そうした、人生をともにする上で当然必要な“すり合わせ”が一切行われないまま、非日常な空間で「ちゅき!!!」「あなたと結婚したい」と気持ちだけが盛り上がっていく構図は、正直なところかなり恐ろしいと感じた。

おそらく、彼女たちにとって「結婚」はまだおとぎ話であり、その中で起こる出来事は「きれいなドレスを着て行う豪華な結婚式」や「毎日笑って過ごす楽しい時間」でしかないのだろう。
現実の生活の中で避けられない、面倒で地味で泥くさい出来事と、どう向き合っていくか。
そこに歯を食いしばって踏みとどまる覚悟までは、まだ想像の外にあるように見える。

ただし、今回はバチェラーという枠組みの中で「性行為」が制限されていたからこそ、かろうじて感情の暴走も一線で抑えられていたように思う。

でも、これが自由恋愛の場だったなら、一体どうなっていただろうか。
関係は早々に進み、熱がピークに達した状態で、久次米は「賢者タイム」に突入。
その直後、あっさりとフラれてしまう。

理想だけが過剰に膨らみ、現実を直視できなくなった彼女たちは、「久次米と同じかそれ以上の男」を求めてさまよい始める。

そして気づけば、現実とのギャップを埋められぬまま漂う“高望み婚活ゾンビ”が大量に生み出される。そんな想像が、難しくない。

「顔がいい」「金がある」「なんとなく優しい」
それだけでここまで入れ込んでしまうのなら、外の世界ではいとも簡単にだまされる。

それじゃあ、どれだけ心があっても持たない。
あんなに美しくて個性があり、素敵な女性たちなのだから。

彼女たちにはもう少し冷静になってほしいと思う。

そしてなにより、恋愛に至ったわけでもなく、選ばれたわけでもなく、たった一度デートをしただけで落選した女性たちが、涙を流しながら去っていくその姿には、違和感しかなかった。
まるで元カノのような顔で番組を後にする彼女たちを見て、人はああして思い出を美化し、自分を「ハイスペ男に一度は選ばれた特別な存在」と錯覚していくのかもしれない、 そんなことを、ふと考えてしまった。

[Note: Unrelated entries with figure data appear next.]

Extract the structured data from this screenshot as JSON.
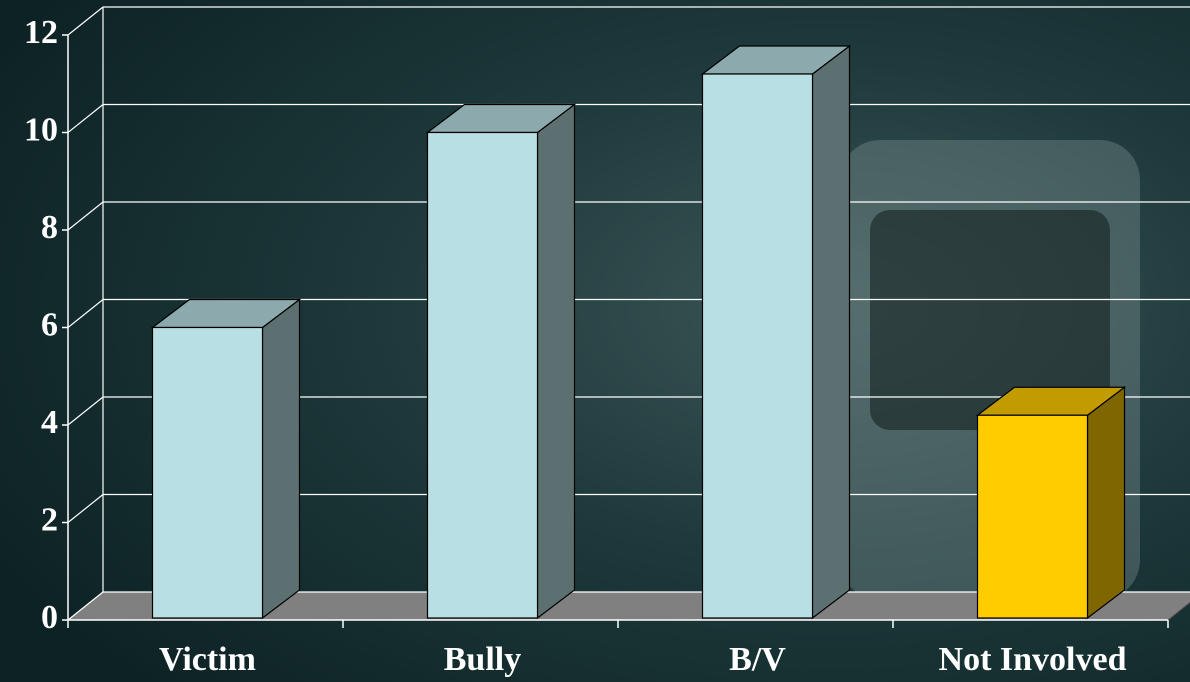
{
  "chart_data": {
    "type": "bar3d",
    "categories": [
      "Victim",
      "Bully",
      "B/V",
      "Not Involved"
    ],
    "values": [
      6,
      10,
      11.2,
      4.2
    ],
    "colors": [
      "#b8e0e4",
      "#b8e0e4",
      "#b8e0e4",
      "#ffcc00"
    ],
    "ylim": [
      0,
      12
    ],
    "yticks": [
      0,
      2,
      4,
      6,
      8,
      10,
      12
    ],
    "grid": true
  }
}
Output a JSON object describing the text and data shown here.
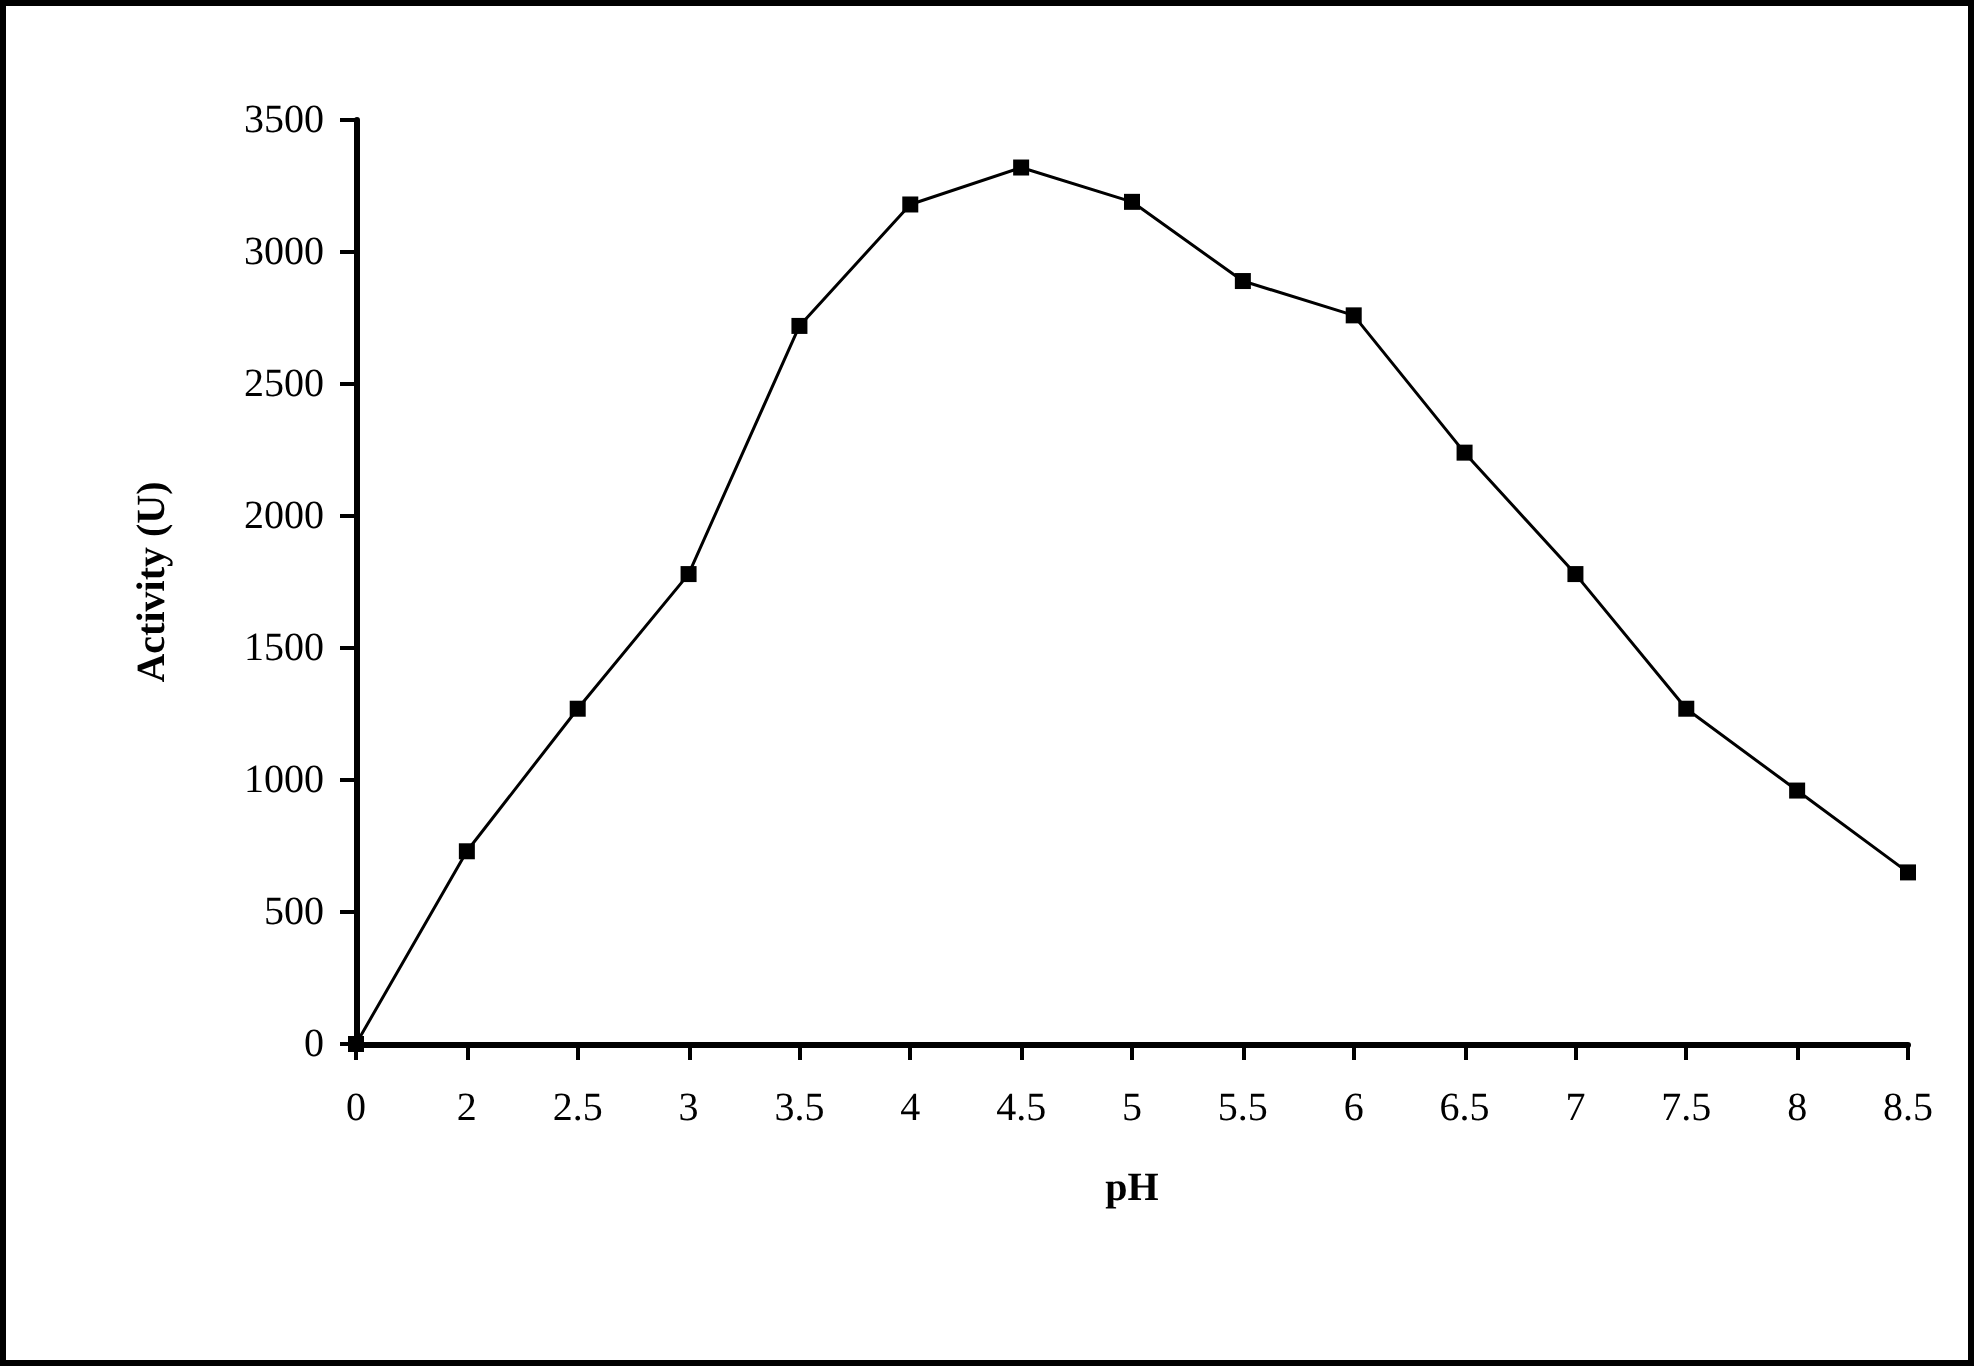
{
  "chart_data": {
    "type": "line",
    "xlabel": "pH",
    "ylabel": "Activity (U)",
    "categories": [
      "0",
      "2",
      "2.5",
      "3",
      "3.5",
      "4",
      "4.5",
      "5",
      "5.5",
      "6",
      "6.5",
      "7",
      "7.5",
      "8",
      "8.5"
    ],
    "series": [
      {
        "color": "#000000",
        "values": [
          0,
          730,
          1270,
          1780,
          2720,
          3180,
          3320,
          3190,
          2890,
          2760,
          2240,
          1780,
          1270,
          960,
          650
        ]
      }
    ],
    "ylim": [
      0,
      3500
    ],
    "yticks": [
      0,
      500,
      1000,
      1500,
      2000,
      2500,
      3000,
      3500
    ],
    "grid": false,
    "marker": "square",
    "line_style": "solid"
  }
}
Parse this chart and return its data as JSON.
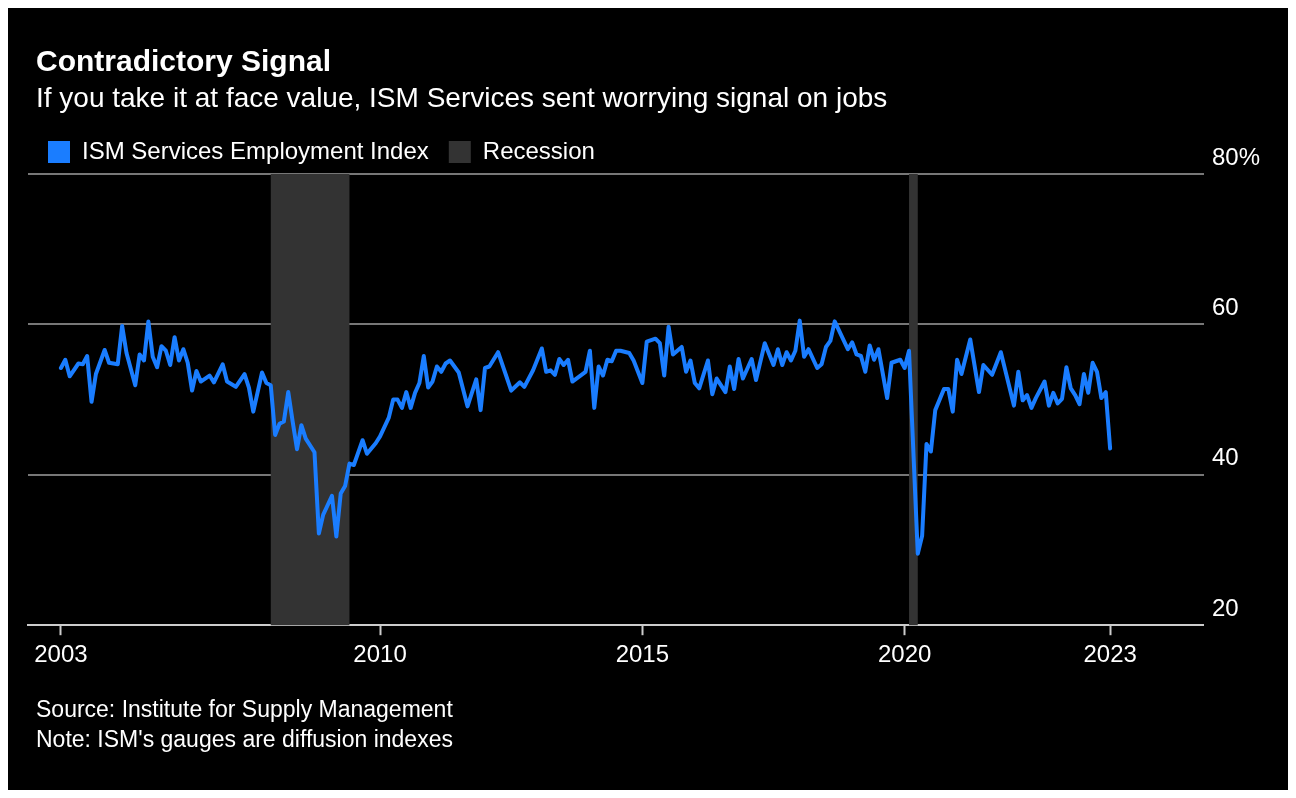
{
  "chart_data": {
    "type": "line",
    "title": "Contradictory Signal",
    "subtitle": "If you take it at face value, ISM Services sent worrying signal on jobs",
    "x": [
      "2003-12",
      "2004-01",
      "2004-02",
      "2004-04",
      "2004-05",
      "2004-06",
      "2004-07",
      "2004-08",
      "2004-10",
      "2004-11",
      "2005-01",
      "2005-02",
      "2005-03",
      "2005-05",
      "2005-06",
      "2005-07",
      "2005-08",
      "2005-09",
      "2005-10",
      "2005-11",
      "2005-12",
      "2006-01",
      "2006-02",
      "2006-03",
      "2006-04",
      "2006-05",
      "2006-06",
      "2006-07",
      "2006-08",
      "2006-10",
      "2006-11",
      "2007-01",
      "2007-02",
      "2007-04",
      "2007-06",
      "2007-07",
      "2007-08",
      "2007-10",
      "2007-11",
      "2007-12",
      "2008-01",
      "2008-02",
      "2008-03",
      "2008-04",
      "2008-05",
      "2008-06",
      "2008-07",
      "2008-08",
      "2008-10",
      "2008-11",
      "2008-12",
      "2009-02",
      "2009-03",
      "2009-04",
      "2009-05",
      "2009-06",
      "2009-07",
      "2009-09",
      "2009-10",
      "2009-12",
      "2010-01",
      "2010-03",
      "2010-04",
      "2010-05",
      "2010-06",
      "2010-07",
      "2010-08",
      "2010-09",
      "2010-10",
      "2010-11",
      "2010-12",
      "2011-01",
      "2011-02",
      "2011-03",
      "2011-04",
      "2011-05",
      "2011-07",
      "2011-09",
      "2011-11",
      "2011-12",
      "2012-01",
      "2012-02",
      "2012-04",
      "2012-07",
      "2012-09",
      "2012-10",
      "2012-12",
      "2013-02",
      "2013-03",
      "2013-04",
      "2013-05",
      "2013-06",
      "2013-07",
      "2013-08",
      "2013-09",
      "2013-12",
      "2014-01",
      "2014-02",
      "2014-03",
      "2014-04",
      "2014-05",
      "2014-06",
      "2014-07",
      "2014-08",
      "2014-10",
      "2014-11",
      "2015-01",
      "2015-02",
      "2015-04",
      "2015-05",
      "2015-06",
      "2015-07",
      "2015-08",
      "2015-10",
      "2015-11",
      "2015-12",
      "2016-01",
      "2016-02",
      "2016-04",
      "2016-05",
      "2016-06",
      "2016-08",
      "2016-09",
      "2016-10",
      "2016-11",
      "2016-12",
      "2017-02",
      "2017-03",
      "2017-05",
      "2017-07",
      "2017-08",
      "2017-09",
      "2017-10",
      "2017-11",
      "2017-12",
      "2018-01",
      "2018-02",
      "2018-03",
      "2018-05",
      "2018-06",
      "2018-07",
      "2018-08",
      "2018-09",
      "2018-12",
      "2019-01",
      "2019-02",
      "2019-03",
      "2019-04",
      "2019-05",
      "2019-06",
      "2019-07",
      "2019-09",
      "2019-10",
      "2019-12",
      "2020-01",
      "2020-02",
      "2020-04",
      "2020-05",
      "2020-06",
      "2020-07",
      "2020-08",
      "2020-10",
      "2020-11",
      "2020-12",
      "2021-01",
      "2021-02",
      "2021-04",
      "2021-06",
      "2021-07",
      "2021-09",
      "2021-11",
      "2022-02",
      "2022-03",
      "2022-04",
      "2022-05",
      "2022-06",
      "2022-07",
      "2022-09",
      "2022-10",
      "2022-11",
      "2022-12",
      "2023-01",
      "2023-02",
      "2023-03",
      "2023-04",
      "2023-05",
      "2023-06",
      "2023-07",
      "2023-08",
      "2023-09",
      "2023-10",
      "2023-11",
      "2023-12"
    ],
    "series": [
      {
        "name": "ISM Services Employment Index",
        "color": "#1a7dff",
        "values": [
          54.2,
          55.3,
          53.1,
          54.8,
          54.7,
          55.8,
          49.7,
          53.4,
          56.6,
          54.9,
          54.7,
          59.8,
          56.2,
          51.9,
          56.0,
          55.2,
          60.4,
          55.7,
          54.3,
          57.1,
          56.5,
          54.6,
          58.3,
          55.2,
          56.7,
          54.9,
          51.2,
          53.8,
          52.4,
          53.2,
          52.3,
          54.7,
          52.4,
          51.7,
          53.4,
          51.6,
          48.4,
          53.6,
          52.2,
          51.9,
          45.3,
          46.8,
          47.1,
          51.0,
          47.1,
          43.4,
          46.6,
          44.8,
          43.0,
          32.2,
          34.7,
          37.2,
          31.8,
          37.5,
          38.5,
          41.5,
          41.3,
          44.6,
          42.8,
          44.2,
          45.1,
          47.6,
          50.0,
          50.0,
          48.9,
          51.0,
          48.9,
          50.9,
          52.2,
          55.8,
          51.6,
          52.4,
          54.4,
          53.7,
          54.8,
          55.2,
          53.6,
          49.1,
          52.7,
          48.6,
          54.2,
          54.4,
          56.3,
          51.2,
          52.3,
          51.7,
          53.9,
          56.8,
          53.7,
          53.9,
          53.3,
          55.4,
          54.6,
          55.3,
          52.4,
          53.7,
          56.5,
          48.9,
          54.4,
          53.2,
          55.3,
          55.1,
          56.5,
          56.5,
          56.2,
          55.2,
          52.2,
          57.7,
          58.1,
          57.5,
          53.2,
          59.7,
          56.0,
          57.0,
          53.7,
          55.2,
          52.2,
          51.5,
          55.2,
          50.7,
          52.8,
          51.0,
          54.4,
          51.4,
          55.4,
          52.8,
          55.4,
          52.6,
          57.5,
          54.6,
          56.7,
          54.6,
          56.3,
          55.2,
          56.5,
          60.5,
          55.7,
          56.7,
          54.2,
          54.7,
          57.0,
          57.8,
          60.4,
          56.7,
          57.6,
          56.0,
          55.8,
          53.7,
          57.2,
          55.3,
          56.7,
          50.2,
          54.9,
          55.3,
          54.2,
          56.5,
          29.5,
          31.9,
          44.1,
          43.1,
          48.6,
          51.4,
          51.4,
          48.4,
          55.3,
          53.4,
          58.0,
          51.0,
          54.6,
          53.3,
          56.3,
          49.2,
          53.7,
          49.9,
          50.6,
          48.9,
          50.2,
          52.4,
          49.2,
          50.9,
          49.5,
          50.1,
          54.3,
          51.5,
          50.6,
          49.4,
          53.4,
          50.9,
          54.9,
          53.7,
          50.2,
          51.0,
          43.5
        ]
      }
    ],
    "xlim": [
      "2003-04-15",
      "2025-09-15"
    ],
    "xticks": [
      {
        "value": "2003-12",
        "label": "2003"
      },
      "2010",
      "2015",
      "2020",
      {
        "value": "2023-12",
        "label": "2023"
      }
    ],
    "ylim": [
      20,
      80
    ],
    "yticks": [
      20,
      40,
      60,
      {
        "value": 80,
        "label": "80%"
      }
    ],
    "bands": [
      {
        "axis": "x",
        "from": "2007-12",
        "to": "2009-06",
        "label": "Recession",
        "color": "#333333"
      },
      {
        "axis": "x",
        "from": "2020-02",
        "to": "2020-04",
        "color": "#333333"
      }
    ],
    "grid": "y",
    "legend": "top left",
    "marker": "none",
    "line_style": "solid",
    "annotations": [
      "Source: Institute for Supply Management",
      "Note: ISM's gauges are diffusion indexes"
    ]
  }
}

あとは、あれだけの「メロ」い表情で美夢についキスをしてしまう久次米をみていると、もうバチェラーは性行為を解禁させてみてもいいのではないだろうかと思ってしまった。
そうしたほうが、より冷静な判断で「運命の相手」を見つけられるのでは。

めっちゃ盛り上がった翌日に死ぬほど賢者タイムになってバシバシお色気美女を落としていくバチェラーも、それはまた現実的でおもしろいのかもしれない。